AL VUELO/ Marcianos 

Por Pegaso 

1.- Llega un marciano a la tierra en su nave espacial. Se estaciona cerca de la colonia Aquiles Serdán y se dirige a la primera casa que ve. 

Toca la puerta y sale un sujeto gangoso. 

El alienígena le dice: “Vengo de Marte”. 

Y el boquinche le contesta: “De marte de quién”. 

2.- Otro marciano llega a La Tierra y aterriza en el parque cultural, donde ve a varias extrañas criaturas terrícolas realizando diferentes actividades. 

Llega con uno de ellos, que estaba cerquita de la Casa de la Tierra y le dice:  

-Hola, terrícola, ¿cómo te llamas?  

Después de hacerle la pregunta, le pica el ombligo con el dedo índice. 

El terrícola se ofusca, pero no dice nada. Quizá-pensó para sus adentros- la costumbre de saludar en Marte es picarse el ombligo. 

-Me llamo Pedro,-contesta el sujeto- ¿y tú? 

-Yo me llamo Mxplsxty. (Nuevo piquete de ombligo). 
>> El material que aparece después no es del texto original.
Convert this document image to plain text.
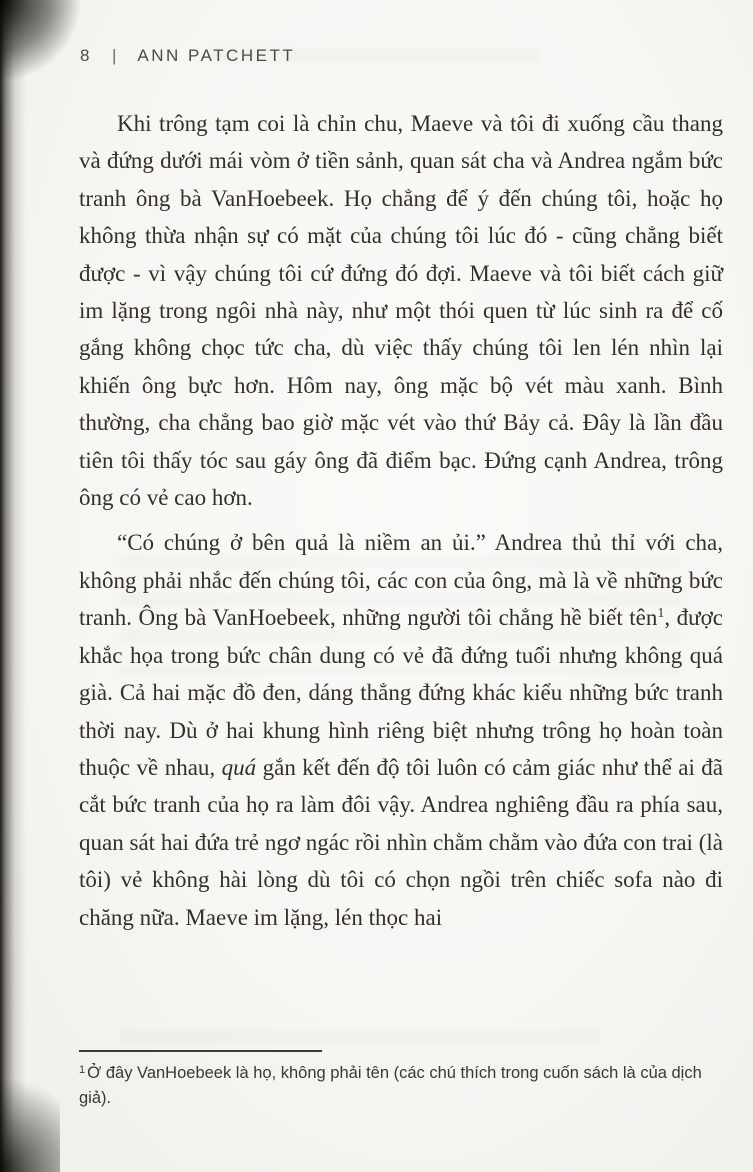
8 | ANN PATCHETT

Khi trông tạm coi là chỉn chu, Maeve và tôi đi xuống cầu thang và đứng dưới mái vòm ở tiền sảnh, quan sát cha và Andrea ngắm bức tranh ông bà VanHoebeek. Họ chẳng để ý đến chúng tôi, hoặc họ không thừa nhận sự có mặt của chúng tôi lúc đó - cũng chẳng biết được - vì vậy chúng tôi cứ đứng đó đợi. Maeve và tôi biết cách giữ im lặng trong ngôi nhà này, như một thói quen từ lúc sinh ra để cố gắng không chọc tức cha, dù việc thấy chúng tôi len lén nhìn lại khiến ông bực hơn. Hôm nay, ông mặc bộ vét màu xanh. Bình thường, cha chẳng bao giờ mặc vét vào thứ Bảy cả. Đây là lần đầu tiên tôi thấy tóc sau gáy ông đã điểm bạc. Đứng cạnh Andrea, trông ông có vẻ cao hơn.

“Có chúng ở bên quả là niềm an ủi.” Andrea thủ thỉ với cha, không phải nhắc đến chúng tôi, các con của ông, mà là về những bức tranh. Ông bà VanHoebeek, những người tôi chẳng hề biết tên$^1$, được khắc họa trong bức chân dung có vẻ đã đứng tuổi nhưng không quá già. Cả hai mặc đồ đen, dáng thẳng đứng khác kiểu những bức tranh thời nay. Dù ở hai khung hình riêng biệt nhưng trông họ hoàn toàn thuộc về nhau, quá gắn kết đến độ tôi luôn có cảm giác như thể ai đã cắt bức tranh của họ ra làm đôi vậy. Andrea nghiêng đầu ra phía sau, quan sát hai đứa trẻ ngơ ngác rồi nhìn chằm chằm vào đứa con trai (là tôi) vẻ không hài lòng dù tôi có chọn ngồi trên chiếc sofa nào đi chăng nữa. Maeve im lặng, lén thọc hai

$^1$ Ở đây VanHoebeek là họ, không phải tên (các chú thích trong cuốn sách là của dịch giả).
-¿Cuál es la comida más popular en tu planeta?-le vuelve a preguntar el hombrecito verde, y nuevamente le pica el ombligo. 
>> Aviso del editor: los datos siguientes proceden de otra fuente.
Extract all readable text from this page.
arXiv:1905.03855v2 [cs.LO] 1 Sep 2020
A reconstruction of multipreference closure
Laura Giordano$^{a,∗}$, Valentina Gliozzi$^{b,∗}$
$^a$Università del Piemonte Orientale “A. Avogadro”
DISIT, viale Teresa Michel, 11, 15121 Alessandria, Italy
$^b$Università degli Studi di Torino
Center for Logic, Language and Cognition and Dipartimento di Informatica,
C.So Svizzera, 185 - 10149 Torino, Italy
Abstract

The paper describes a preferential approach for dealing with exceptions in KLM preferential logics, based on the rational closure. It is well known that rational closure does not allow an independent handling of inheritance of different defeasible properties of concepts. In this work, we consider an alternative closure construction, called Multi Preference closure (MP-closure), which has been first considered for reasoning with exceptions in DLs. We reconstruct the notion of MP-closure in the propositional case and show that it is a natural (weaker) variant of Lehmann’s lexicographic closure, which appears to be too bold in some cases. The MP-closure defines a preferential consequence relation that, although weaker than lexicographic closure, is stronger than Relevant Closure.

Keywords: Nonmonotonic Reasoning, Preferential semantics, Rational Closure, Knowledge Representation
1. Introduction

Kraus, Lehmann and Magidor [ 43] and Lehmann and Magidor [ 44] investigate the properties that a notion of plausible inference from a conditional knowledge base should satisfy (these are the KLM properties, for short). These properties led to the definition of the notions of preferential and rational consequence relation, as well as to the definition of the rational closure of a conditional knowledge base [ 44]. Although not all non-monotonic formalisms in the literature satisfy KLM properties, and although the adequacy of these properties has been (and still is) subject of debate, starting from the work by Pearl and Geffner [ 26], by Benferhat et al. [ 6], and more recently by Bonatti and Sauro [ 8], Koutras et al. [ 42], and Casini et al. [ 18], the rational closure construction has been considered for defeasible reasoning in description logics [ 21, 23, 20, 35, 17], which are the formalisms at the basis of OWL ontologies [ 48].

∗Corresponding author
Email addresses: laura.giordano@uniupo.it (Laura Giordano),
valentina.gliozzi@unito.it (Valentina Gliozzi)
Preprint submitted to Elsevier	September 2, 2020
-Bueno, en cada parte hay un platillo típico, pero aquí, en Reynosa, tenemos el Caldío de Conejo, las Papas Asadas, las Flautas y muchas cosas más. 

-¡Slurp!-se sabora el de las antenas. En mi planeta solo comemos frutas y verduras. (Nuevo piquete de ombligo). 
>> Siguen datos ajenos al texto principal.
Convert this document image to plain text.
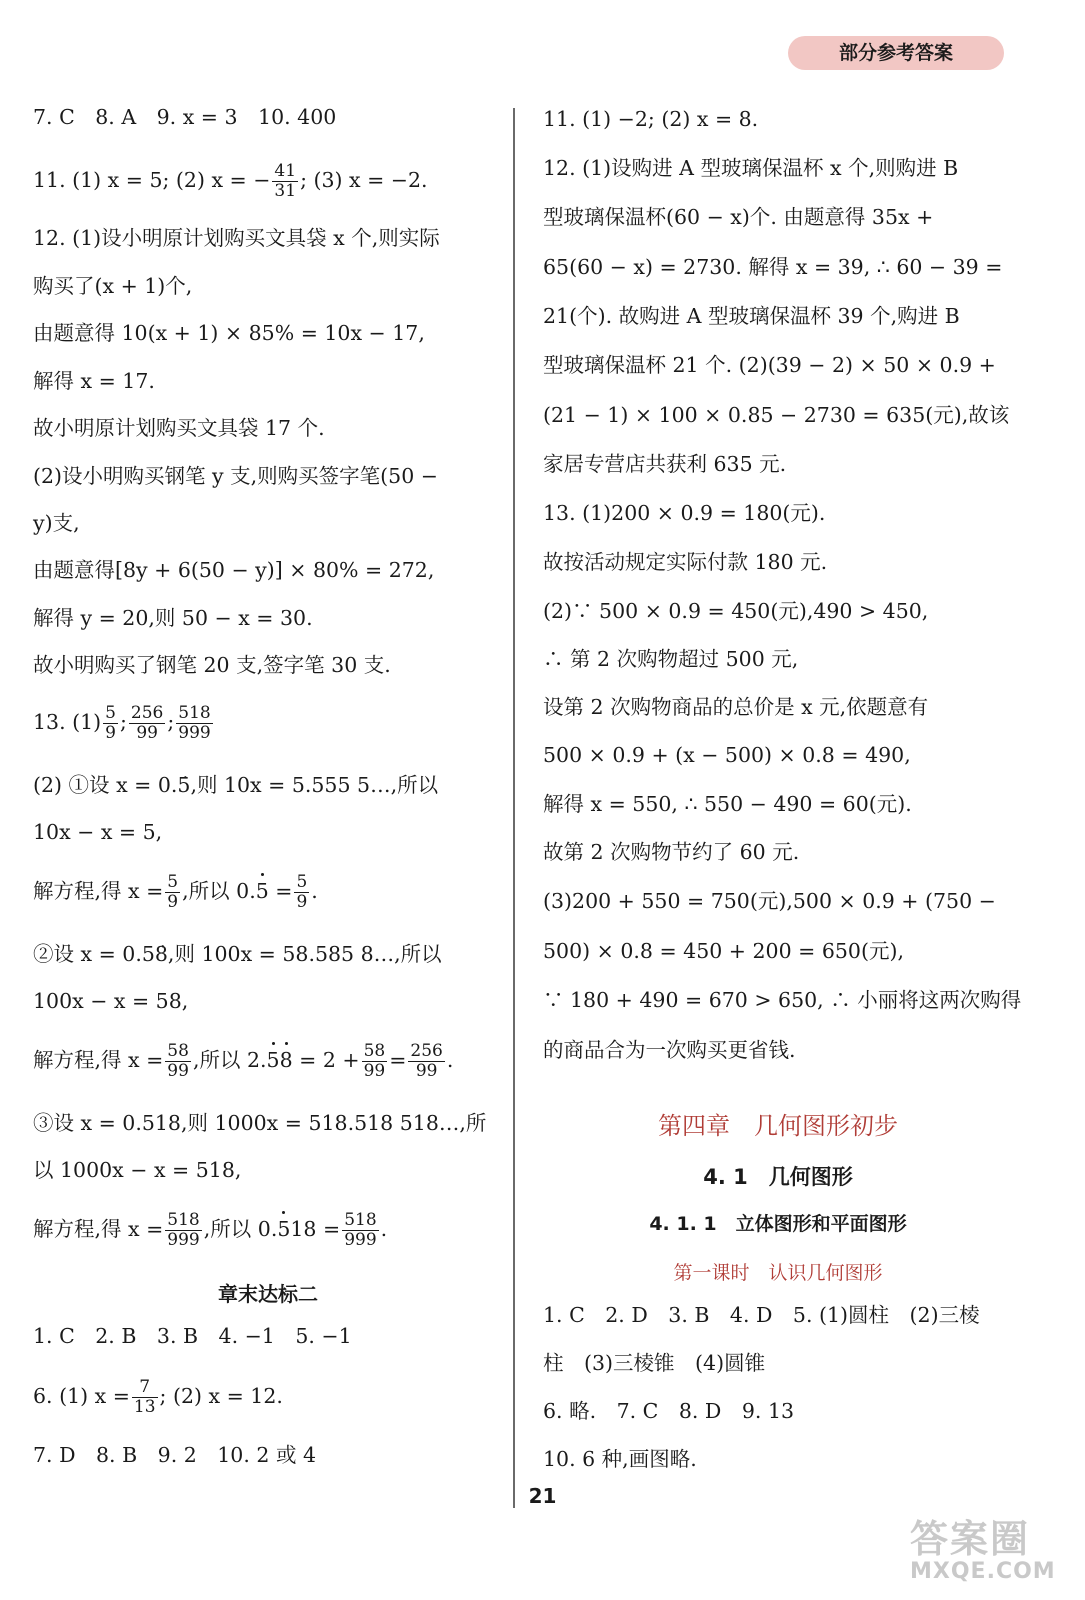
部分参考答案
7. C　8. A　9. x = 3　10. 400
11. (1) x = 5; (2) x = − $\frac{41}{31}$ ; (3) x = −2.
12. (1)设小明原计划购买文具袋 x 个,则实际
购买了(x + 1)个,
由题意得 10(x + 1) × 85% = 10x − 17,
解得 x = 17.
故小明原计划购买文具袋 17 个.
(2)设小明购买钢笔 y 支,则购买签字笔(50 −
y)支,
由题意得[8y + 6(50 − y)] × 80% = 272,
解得 y = 20,则 50 − x = 30.
故小明购买了钢笔 20 支,签字笔 30 支.
13. $(1) \frac{5}{9}$ ; $\frac{256}{99}$ ; $\frac{518}{999}$
(2) ①设 x = 0.5̇,则 10x = 5.555 5…,所以
10x − x = 5,
解方程,得 $x = \frac{5}{9}$ ,所以 $0.5 = \frac{5}{9}$ .
②设 x = 0.58̇,则 100x = 58.585 8…,所以
100x − x = 58,
解方程,得 $x = \frac{58}{99}$ ,所以 $2.58 = 2 + \frac{58}{99} = \frac{256}{99}$ .
③设 x = 0.518,则 1000x = 518.518 518…,所
以 1000x − x = 518,
解方程,得 $x = \frac{518}{999}$ ,所以 $0.518 = \frac{518}{999}$ .
章末达标二
1. C　2. B　3. B　4. −1　5. −1
6. (1) $x = \frac{7}{13}$ ; (2) x = 12.
7. D　8. B　9. 2　10. 2 或 4
11. (1) −2; (2) x = 8.
12. (1)设购进 A 型玻璃保温杯 x 个,则购进 B
型玻璃保温杯(60 − x)个. 由题意得 35x +
65(60 − x) = 2730. 解得 x = 39, ∴ 60 − 39 =
21(个). 故购进 A 型玻璃保温杯 39 个,购进 B
型玻璃保温杯 21 个. (2)(39 − 2) × 50 × 0.9 +
(21 − 1) × 100 × 0.85 − 2730 = 635(元),故该
家居专营店共获利 635 元.
13. (1)200 × 0.9 = 180(元).
故按活动规定实际付款 180 元.
(2)∵ 500 × 0.9 = 450(元),490 > 450,
∴ 第 2 次购物超过 500 元,
设第 2 次购物商品的总价是 x 元,依题意有
500 × 0.9 + (x − 500) × 0.8 = 490,
解得 x = 550, ∴ 550 − 490 = 60(元).
故第 2 次购物节约了 60 元.
(3)200 + 550 = 750(元),500 × 0.9 + (750 −
500) × 0.8 = 450 + 200 = 650(元),
∵ 180 + 490 = 670 > 650, ∴ 小丽将这两次购得
的商品合为一次购买更省钱.
第四章　几何图形初步
4. 1　几何图形
4. 1. 1　立体图形和平面图形
第一课时　认识几何图形
1. C　2. D　3. B　4. D　5. (1)圆柱　(2)三棱
柱　(3)三棱锥　(4)圆锥
6. 略.　7. C　8. D　9. 13
10. 6 种,画图略.
21
答案圈
MXQE.COM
Ya mosqueado, el de la Tierra le dice: 

-Bueno, y ustedes en Marte, ¿cómo hacen el amor? 

Y le contesta el marciano, picándole el ombligo por enésima vez: “¡Así!” 

3.- Llega a La Tierra el jefe de una expedición marciana de conquista, con un millón de platillos voladores. Envía a uno de sus subalternos a dar a los terrícolas un ultimátum para que abandonen el planeta en 24 horas. 

El enviado llega a un pueblo abandonado y se estacionó en una gasolinera de esas que tienen bombas despachadoras antiguas. 

-¡Tienen 24 horas para abandonar el planeta, si no, los vamos a exterminar!-le dice a una de las bombas, pensando que es el líder de los terrícolas. 

Pero la bomba no le contestó nada. 

-¡Esto es un ultimátum! ¡Todo está dicho!  

Y la bomba, impávida. 

Total, el mensajero se regresa a donde estaba la flota y se reporta con el jefe. 

-¿Qué pasó? ¿Les diste el mensaje a los terrícolas?-le pregunta este. 

-Sí. Le dije al líder que tienen un día para abandonar el planeta. 

-¿Y qué te respondió? 

-Nada, jefe. Nada más se quedó callado. 

-¿Le dijiste que era un ultimátum y que los vamos a destruir si no se van? 

-Claro que sí, pero seguía callado, sin decir nada. 

-¡Pues qué huevos de cabrón!-exclama el líder. 

-Deje usted los huevos, jefe. ¡El pizarrín! ¡Lo tenía largo, largo, le daba vuelta por la cabeza y lo tenía metido en una oreja! 

​​​​​​​4.- No sé qué pensarán ahora los marcianos cuando sepan que nuestro milloneta terrícola Elon Musk piensa ir a colonizar Marte.  

No se sabe si se encontrará con marcianitos gangosos, que le hagan el amor picándole el ombligo o con gasolineras de enorme pizarrín. Todo puede suceder. 

Mejor nos quedamos con el refrán estilo Pegaso: “Los individuos originarios del planeta marte arribaron en este momento, y arribaron danzando ricachá”. (Los marcianos llegaron ya, y llegaron bailando ricachá).